Between 2007 and 2014, 701 patients underwent resection for pituitary adenoma. Among these patients, 122 adenomas exhibited mitotic activity and therefore were evaluated for all 3 markers of atypicality, with 36 tumors (5%) proving to be atypical. There were 21 female patients (58%) and 15 male patients (42%) in the atypical cohort, and 313 female patients (47%) and 352 male patients (53%) in the nonatypical cohort (p = 0.231). The mean age of patients in the atypical cohort was 37 years (range 10–65 years), which was significantly lower than the mean age of 49 years (range 10–93 years) for patients in the nonatypical cohort (p < 0.001). The most common presenting symptoms for patients with atypical adenomas were headaches (42%) and visual changes (33%). Atypical adenomas were more likely to be functional (78%) than nonatypical adenomas (42%; p < 0.001). Functional atypical adenomas were significantly larger than functional nonatypical adenomas (mean diameter 2.2 vs 1.4 cm; p = 0.009), as were nonfunctional atypical adenomas compared with nonfunctional nonatypical adenomas (mean diameter 3.3 vs 2.3 cm; p = 0.01). Among the entire adenoma cohort, larger presenting tumor size was associated with cavernous sinus invasion (p < 0.001), and subtotal resection was associated with cavernous sinus invasion (p < 0.001) and larger size (p < 0.001) on binomial multivariate regression.
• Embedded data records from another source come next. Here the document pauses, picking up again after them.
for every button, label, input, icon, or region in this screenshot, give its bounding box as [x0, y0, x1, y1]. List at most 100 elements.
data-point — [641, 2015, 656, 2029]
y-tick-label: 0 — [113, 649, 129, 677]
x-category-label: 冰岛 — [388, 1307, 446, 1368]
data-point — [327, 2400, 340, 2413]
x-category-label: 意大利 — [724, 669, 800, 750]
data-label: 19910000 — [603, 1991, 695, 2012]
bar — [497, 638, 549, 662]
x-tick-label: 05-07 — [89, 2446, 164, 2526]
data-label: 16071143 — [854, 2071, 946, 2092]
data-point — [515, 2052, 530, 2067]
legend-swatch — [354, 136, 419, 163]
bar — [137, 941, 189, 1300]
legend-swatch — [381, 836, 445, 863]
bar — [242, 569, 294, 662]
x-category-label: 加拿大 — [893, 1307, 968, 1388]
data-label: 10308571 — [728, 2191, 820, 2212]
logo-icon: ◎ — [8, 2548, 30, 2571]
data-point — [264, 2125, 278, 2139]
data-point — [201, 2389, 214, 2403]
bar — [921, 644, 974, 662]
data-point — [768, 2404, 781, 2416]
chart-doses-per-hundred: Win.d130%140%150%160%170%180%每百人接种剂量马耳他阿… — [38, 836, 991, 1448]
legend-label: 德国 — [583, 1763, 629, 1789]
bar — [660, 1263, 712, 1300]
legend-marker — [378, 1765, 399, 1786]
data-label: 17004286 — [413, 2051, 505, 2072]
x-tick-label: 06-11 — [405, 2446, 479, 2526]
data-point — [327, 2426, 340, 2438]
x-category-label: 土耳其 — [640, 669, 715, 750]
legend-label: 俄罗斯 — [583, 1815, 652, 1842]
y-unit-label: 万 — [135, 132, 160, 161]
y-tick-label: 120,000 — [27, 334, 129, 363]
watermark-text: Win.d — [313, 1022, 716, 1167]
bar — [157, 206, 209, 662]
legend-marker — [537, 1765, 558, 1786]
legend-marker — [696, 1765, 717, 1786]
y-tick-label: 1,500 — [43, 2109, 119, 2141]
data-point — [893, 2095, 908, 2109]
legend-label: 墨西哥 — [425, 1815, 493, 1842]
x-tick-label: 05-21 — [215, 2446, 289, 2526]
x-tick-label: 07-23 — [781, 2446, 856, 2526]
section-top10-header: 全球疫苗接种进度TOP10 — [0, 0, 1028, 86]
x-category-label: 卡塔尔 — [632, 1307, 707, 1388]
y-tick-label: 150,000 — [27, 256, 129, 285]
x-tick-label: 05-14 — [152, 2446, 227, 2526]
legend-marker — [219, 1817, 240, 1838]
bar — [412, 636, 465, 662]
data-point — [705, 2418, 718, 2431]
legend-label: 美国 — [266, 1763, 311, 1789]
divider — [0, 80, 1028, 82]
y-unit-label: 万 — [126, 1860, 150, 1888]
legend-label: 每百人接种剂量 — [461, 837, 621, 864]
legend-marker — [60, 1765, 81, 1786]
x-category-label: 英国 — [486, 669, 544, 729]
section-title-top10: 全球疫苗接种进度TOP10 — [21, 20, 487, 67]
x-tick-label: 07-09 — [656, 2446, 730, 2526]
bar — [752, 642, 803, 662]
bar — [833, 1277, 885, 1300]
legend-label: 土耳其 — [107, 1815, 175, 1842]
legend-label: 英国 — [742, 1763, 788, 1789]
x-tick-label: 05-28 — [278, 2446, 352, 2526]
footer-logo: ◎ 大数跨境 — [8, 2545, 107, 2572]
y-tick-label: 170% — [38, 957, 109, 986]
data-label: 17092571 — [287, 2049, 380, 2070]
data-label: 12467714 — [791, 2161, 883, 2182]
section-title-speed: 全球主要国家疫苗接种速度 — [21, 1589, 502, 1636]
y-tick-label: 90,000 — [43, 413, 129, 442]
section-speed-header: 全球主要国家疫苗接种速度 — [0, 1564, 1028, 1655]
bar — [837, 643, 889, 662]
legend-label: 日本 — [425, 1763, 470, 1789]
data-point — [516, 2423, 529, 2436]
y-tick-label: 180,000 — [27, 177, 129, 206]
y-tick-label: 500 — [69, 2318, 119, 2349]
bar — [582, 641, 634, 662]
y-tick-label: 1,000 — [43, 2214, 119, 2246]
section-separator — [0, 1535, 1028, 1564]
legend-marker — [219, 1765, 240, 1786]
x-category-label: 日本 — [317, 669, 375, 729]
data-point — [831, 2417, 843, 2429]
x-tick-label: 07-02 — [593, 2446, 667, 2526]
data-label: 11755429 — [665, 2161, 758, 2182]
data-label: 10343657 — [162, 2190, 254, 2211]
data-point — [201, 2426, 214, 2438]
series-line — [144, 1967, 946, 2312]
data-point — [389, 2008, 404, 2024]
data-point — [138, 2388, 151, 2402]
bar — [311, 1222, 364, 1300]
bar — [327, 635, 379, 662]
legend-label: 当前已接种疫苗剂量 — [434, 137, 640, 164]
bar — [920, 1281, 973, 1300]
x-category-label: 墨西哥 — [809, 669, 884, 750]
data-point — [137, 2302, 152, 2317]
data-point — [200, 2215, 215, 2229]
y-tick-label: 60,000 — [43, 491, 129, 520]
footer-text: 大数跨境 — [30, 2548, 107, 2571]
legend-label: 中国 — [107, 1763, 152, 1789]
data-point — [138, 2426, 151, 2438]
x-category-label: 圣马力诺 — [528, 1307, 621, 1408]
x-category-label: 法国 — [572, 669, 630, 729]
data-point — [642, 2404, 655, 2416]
The median time until recurrence was 56 months for atypical adenomas, 129 months for functional nonatypical adenomas, and 204 months for nonfunctional nonatypical adenomas (p < 0.001). Functional atypical adenomas recurred more frequently and significantly earlier than functional nonatypical adenomas (p < 0.001). When accounting for extent of resection, cavernous sinus invasion, size, age, sex, and functional subtype, atypicality remained a significant predictor of earlier recurrence among functional adenomas (p = 0.002).

CONCLUSIONS

When compared with nonatypical pituitary adenomas, atypical adenomas are more likely to present in younger patients at a larger size, are more often hormonally hypersecretory, and are associated with earlier recurrence. These features lend credence to atypical pituitary adenomas being a distinct clinical entity in addition to a discrete pathological diagnosis.